Michael Kors will pay 230 pence a share for the legacy shoemaker, in its first ever deal.
Timeline for Acquistion
Jimmy Choo is known for its prominence in the 1990s TV series, Sex and the City, and its expensive footwear.
The brand, started in London by Tamara Mellon, was put up for sale earlier this year after its majority shareholder JAB Luxury, began plans to move out of the fashion market. Its sales were up in 2016, reporting profits of £42.5m, particularly as a result of the growth of its Men’s shoes category.
And since the announcement of the acquisition, its shares were up 17 percent.
“This is a great outcome for Jimmy Choo,” Andrew Busby, founder and chief executive of analysis firm Retail Reflections, told Verdict. “It gives them plenty of opportunity for growth and certainty, the management team are being retained so there’s no changes there, and they’re viewing this in a positive light.”
Not everything is so rosy for Jimmy Choo, however. It hasn’t been able to compete as well with some of the larger luxury brands, including Saint Laurent and Sophia Webster, which are a hit with the younger demographics, said Honor Strachan, principal retail analyst at GlobalData.
This could be blamed on the constant changes in ownership it’s had over the past few years.
“Jimmy Choo has gone through a number of sales over the past few years, mostly private equity brands. And because it’s been through the sales in quick success, it’s had quite a turbulent time, which can cause disruption to its growth strategy and creative direction. Also there has been a slowdown in the luxury market over the past couple of years, particularly in Asia. That has contributed to a slowdown in turnover and growth.”
American brand Michael Kors is an interesting one to purchase Jimmy Choo, mainly because what the two luxury brands offer is very different. Michael Kors is known for offering affordable luxury, offering handbags and watches that are priced at £200 – £450, as well as a catwalk collection.
It is often found in department stores and outlet malls, which are pushed to offer promotions to customers, contributing to the brand’s ubiquity and fall from grace. It has struggled to reach the highs of its 2011 initial public offering, with shares even today falling 0.11 percent.
“Michael Kors got into a promotion driven business, which dilutes the brand, and then consumers are unwilling to pay the full price point. This leads to falling revenues,” said Busby.

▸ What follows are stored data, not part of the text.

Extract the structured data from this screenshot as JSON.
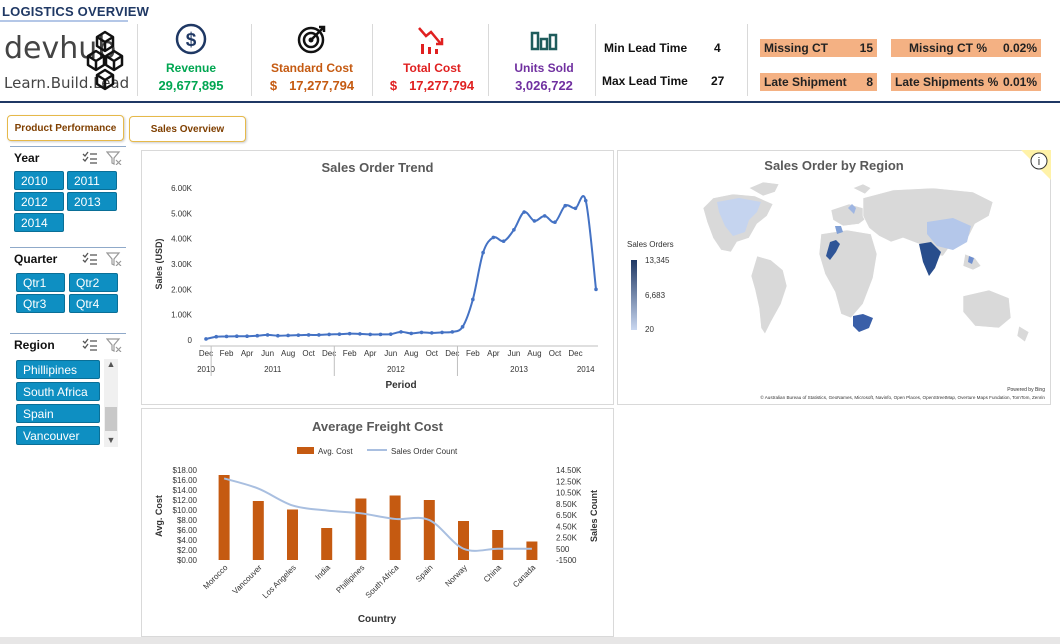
{
  "header": {
    "title": "LOGISTICS OVERVIEW"
  },
  "logo": {
    "text": "devhub",
    "tagline": "Learn.Build.Lead"
  },
  "kpis": [
    {
      "label": "Revenue",
      "value": "29,677,895",
      "icon": "dollar-circle-icon",
      "color": "#00a651",
      "prefix": ""
    },
    {
      "label": "Standard Cost",
      "value": "17,277,794",
      "icon": "target-icon",
      "color": "#c55a11",
      "prefix": "$"
    },
    {
      "label": "Total Cost",
      "value": "17,277,794",
      "icon": "down-trend-icon",
      "color": "#e02020",
      "prefix": "$"
    },
    {
      "label": "Units Sold",
      "value": "3,026,722",
      "icon": "bar-chart-icon",
      "color": "#7030a0",
      "prefix": ""
    }
  ],
  "lead": {
    "min_label": "Min Lead Time",
    "min_value": "4",
    "max_label": "Max Lead Time",
    "max_value": "27"
  },
  "badges": {
    "missing_ct_label": "Missing CT",
    "missing_ct_value": "15",
    "missing_ct_pct_label": "Missing CT %",
    "missing_ct_pct_value": "0.02%",
    "late_label": "Late Shipment",
    "late_value": "8",
    "late_pct_label": "Late Shipments %",
    "late_pct_value": "0.01%"
  },
  "nav": {
    "product": "Product Performance",
    "sales": "Sales Overview"
  },
  "slicers": {
    "year": {
      "label": "Year",
      "items": [
        "2010",
        "2011",
        "2012",
        "2013",
        "2014"
      ]
    },
    "quarter": {
      "label": "Quarter",
      "items": [
        "Qtr1",
        "Qtr2",
        "Qtr3",
        "Qtr4"
      ]
    },
    "region": {
      "label": "Region",
      "items": [
        "Phillipines",
        "South Africa",
        "Spain",
        "Vancouver"
      ]
    }
  },
  "trend_chart": {
    "title": "Sales Order Trend",
    "ylabel": "Sales (USD)",
    "xlabel": "Period",
    "yticks": [
      "0",
      "1.00K",
      "2.00K",
      "3.00K",
      "4.00K",
      "5.00K",
      "6.00K"
    ],
    "months": [
      "Dec",
      "Feb",
      "Apr",
      "Jun",
      "Aug",
      "Oct",
      "Dec",
      "Feb",
      "Apr",
      "Jun",
      "Aug",
      "Oct",
      "Dec",
      "Feb",
      "Apr",
      "Jun",
      "Aug",
      "Oct",
      "Dec"
    ],
    "years": [
      "2010",
      "2011",
      "2012",
      "2013",
      "2014"
    ]
  },
  "chart_data": [
    {
      "type": "line",
      "title": "Sales Order Trend",
      "xlabel": "Period",
      "ylabel": "Sales (USD)",
      "ylim": [
        0,
        6000
      ],
      "x": [
        "2010-12",
        "2011-01",
        "2011-02",
        "2011-03",
        "2011-04",
        "2011-05",
        "2011-06",
        "2011-07",
        "2011-08",
        "2011-09",
        "2011-10",
        "2011-11",
        "2011-12",
        "2012-01",
        "2012-02",
        "2012-03",
        "2012-04",
        "2012-05",
        "2012-06",
        "2012-07",
        "2012-08",
        "2012-09",
        "2012-10",
        "2012-11",
        "2012-12",
        "2013-01",
        "2013-02",
        "2013-03",
        "2013-04",
        "2013-05",
        "2013-06",
        "2013-07",
        "2013-08",
        "2013-09",
        "2013-10",
        "2013-11",
        "2013-12",
        "2014-01"
      ],
      "values": [
        40,
        130,
        140,
        150,
        150,
        170,
        200,
        170,
        180,
        190,
        200,
        200,
        220,
        230,
        250,
        240,
        220,
        220,
        230,
        320,
        260,
        300,
        280,
        300,
        320,
        520,
        1600,
        3450,
        4050,
        3900,
        4350,
        5050,
        4700,
        4900,
        4650,
        5300,
        5200,
        5500,
        2000
      ]
    },
    {
      "type": "bar",
      "title": "Average Freight Cost",
      "xlabel": "Country",
      "ylabel": "Avg. Cost",
      "y2label": "Sales Count",
      "categories": [
        "Morocco",
        "Vancouver",
        "Los Angeles",
        "India",
        "Phillipines",
        "South Africa",
        "Spain",
        "Norway",
        "China",
        "Canada"
      ],
      "ylim": [
        0,
        18
      ],
      "y2lim": [
        -1500,
        14500
      ],
      "series": [
        {
          "name": "Avg. Cost",
          "type": "bar",
          "color": "#c55a11",
          "values": [
            17.0,
            11.8,
            10.1,
            6.4,
            12.3,
            12.9,
            12.0,
            7.8,
            6.0,
            3.7
          ]
        },
        {
          "name": "Sales Order Count",
          "type": "line",
          "color": "#a9bfe0",
          "values": [
            13000,
            11200,
            8200,
            7300,
            6800,
            5800,
            5600,
            500,
            500,
            500
          ]
        }
      ]
    }
  ],
  "freight_chart": {
    "title": "Average Freight Cost",
    "legend_bar": "Avg. Cost",
    "legend_line": "Sales Order Count",
    "ylabel": "Avg. Cost",
    "y2label": "Sales Count",
    "xlabel": "Country",
    "yticks": [
      "$0.00",
      "$2.00",
      "$4.00",
      "$6.00",
      "$8.00",
      "$10.00",
      "$12.00",
      "$14.00",
      "$16.00",
      "$18.00"
    ],
    "y2ticks": [
      "-1500",
      "500",
      "2.50K",
      "4.50K",
      "6.50K",
      "8.50K",
      "10.50K",
      "12.50K",
      "14.50K"
    ]
  },
  "map": {
    "title": "Sales Order by Region",
    "legend_title": "Sales Orders",
    "legend_max": "13,345",
    "legend_mid": "6,683",
    "legend_min": "20",
    "powered": "Powered by Bing",
    "attribution": "© Australian Bureau of Statistics, GeoNames, Microsoft, Navinfo, Open Places, OpenStreetMap, Overture Maps Fundation, TomTom, Zenrin",
    "info_glyph": "i"
  }
}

However, with this acquisition, it looks like it’s moving away from the mass-market premium towards more premium products.
“It’s used that mass-market offer to gain scale, raise awareness and build up its customer base. Now, it’s moving in the right direction, protecting the brand of the future, and its strategy will help Jimmy Choo,” said Strachan.

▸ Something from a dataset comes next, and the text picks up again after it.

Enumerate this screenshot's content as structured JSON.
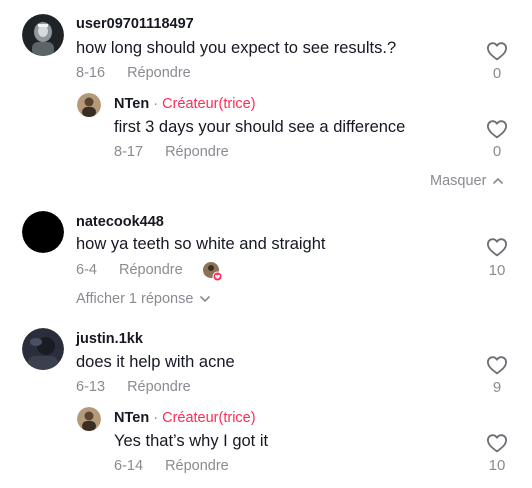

It’s fairly commonplace for luxury brands to buy other luxury brands. For instance, earlier this year, the US brand Coach bought handbag brand Kate Spade and accessories brand Stuart Weitzman. As well, Louis Vuitton is owned by LVMH, which also owns Celine and Marc Jacobs.

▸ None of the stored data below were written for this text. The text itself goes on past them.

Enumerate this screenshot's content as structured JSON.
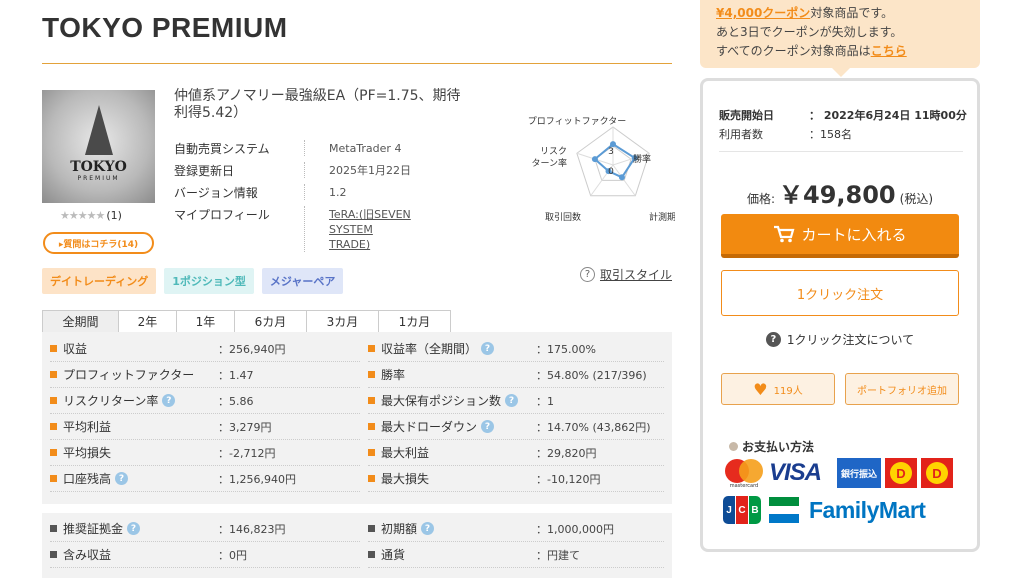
{
  "product": {
    "title": "TOKYO PREMIUM",
    "thumb_text_main": "TOKYO",
    "thumb_text_sub": "PREMIUM",
    "stars": "★★★★★",
    "review_count": "(1)",
    "questions_button": "▸質問はコチラ(14)",
    "ea_name": "仲値系アノマリー最強級EA（PF=1.75、期待利得5.42）"
  },
  "info": [
    {
      "label": "自動売買システム",
      "value": "MetaTrader 4"
    },
    {
      "label": "登録更新日",
      "value": "2025年1月22日"
    },
    {
      "label": "バージョン情報",
      "value": "1.2"
    },
    {
      "label": "マイプロフィール",
      "value": "TeRA:(旧SEVEN SYSTEM TRADE)"
    }
  ],
  "radar": {
    "axes": [
      "プロフィットファクター",
      "勝率",
      "計測期間",
      "取引回数",
      "リスク\nターン率"
    ],
    "axis_label_1": "プロフィットファクター",
    "axis_label_2": "勝率",
    "axis_label_3": "計測期間",
    "axis_label_4": "取引回数",
    "axis_label_5a": "リスク",
    "axis_label_5b": "ターン率",
    "scale_3": "3",
    "scale_0": "0",
    "levels": [
      0.55,
      0.6,
      0.4,
      0.2,
      0.5
    ]
  },
  "tags": [
    "デイトレーディング",
    "1ポジション型",
    "メジャーペア"
  ],
  "trade_style_link": "取引スタイル",
  "tabs": [
    "全期間",
    "2年",
    "1年",
    "6カ月",
    "3カ月",
    "1カ月"
  ],
  "stats_left": [
    {
      "label": "収益",
      "value": "：256,940円",
      "hint": false
    },
    {
      "label": "プロフィットファクター",
      "value": "：1.47",
      "hint": false
    },
    {
      "label": "リスクリターン率",
      "value": "：5.86",
      "hint": true
    },
    {
      "label": "平均利益",
      "value": "：3,279円",
      "hint": false
    },
    {
      "label": "平均損失",
      "value": "：-2,712円",
      "hint": false
    },
    {
      "label": "口座残高",
      "value": "：1,256,940円",
      "hint": true
    }
  ],
  "stats_right": [
    {
      "label": "収益率（全期間）",
      "value": "：175.00%",
      "hint": true
    },
    {
      "label": "勝率",
      "value": "：54.80% (217/396)",
      "hint": false
    },
    {
      "label": "最大保有ポジション数",
      "value": "：1",
      "hint": true
    },
    {
      "label": "最大ドローダウン",
      "value": "：14.70% (43,862円)",
      "hint": true
    },
    {
      "label": "最大利益",
      "value": "：29,820円",
      "hint": false
    },
    {
      "label": "最大損失",
      "value": "：-10,120円",
      "hint": false
    }
  ],
  "stats2_left": [
    {
      "label": "推奨証拠金",
      "value": "：146,823円",
      "hint": true
    },
    {
      "label": "含み収益",
      "value": "：0円",
      "hint": false
    }
  ],
  "stats2_right": [
    {
      "label": "初期額",
      "value": "：1,000,000円",
      "hint": true
    },
    {
      "label": "通貨",
      "value": "：円建て",
      "hint": false
    }
  ],
  "coupon": {
    "amount": "¥4,000クーポン",
    "line1_rest": "対象商品です。",
    "line2": "あと3日でクーポンが失効します。",
    "line3": "すべてのクーポン対象商品は",
    "link": "こちら"
  },
  "sale": {
    "start_label": "販売開始日",
    "start_value": "：  2022年6月24日 11時00分",
    "users_label": "利用者数",
    "users_value": "：158名",
    "price_label": "価格:",
    "price_value": "￥49,800",
    "tax": "(税込)",
    "cart_button": "カートに入れる",
    "oneclick_button": "1クリック注文",
    "about_oneclick": "1クリック注文について",
    "favorite_count": "119人",
    "portfolio_button": "ポートフォリオ追加",
    "payment_heading": "お支払い方法",
    "payment_labels": [
      "mastercard",
      "VISA",
      "銀行振込",
      "D",
      "D",
      "JCB",
      "FamilyMart"
    ]
  },
  "colors": {
    "accent": "#f28c1a",
    "coupon_bg": "#fce5c8",
    "rule": "#e3a23a"
  }
}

“The Coach-Kate Spade deal had a similar motivation: the brand was gravitating towards the middle. The deals will allow them to find new avenues for growth which they couldn’t do previously, as it’s very difficult to do it with the existing brand name,” said Busby.
Spurred on by this week’s acquisition, Michael Kors has said it wants to acquire more brands and grown different avenues.
“This is an opportunity for these younger brands, or smaller brands, like Coach and Michael Kors, to build scale and become more dominant players in the luxury market,” said Strachan.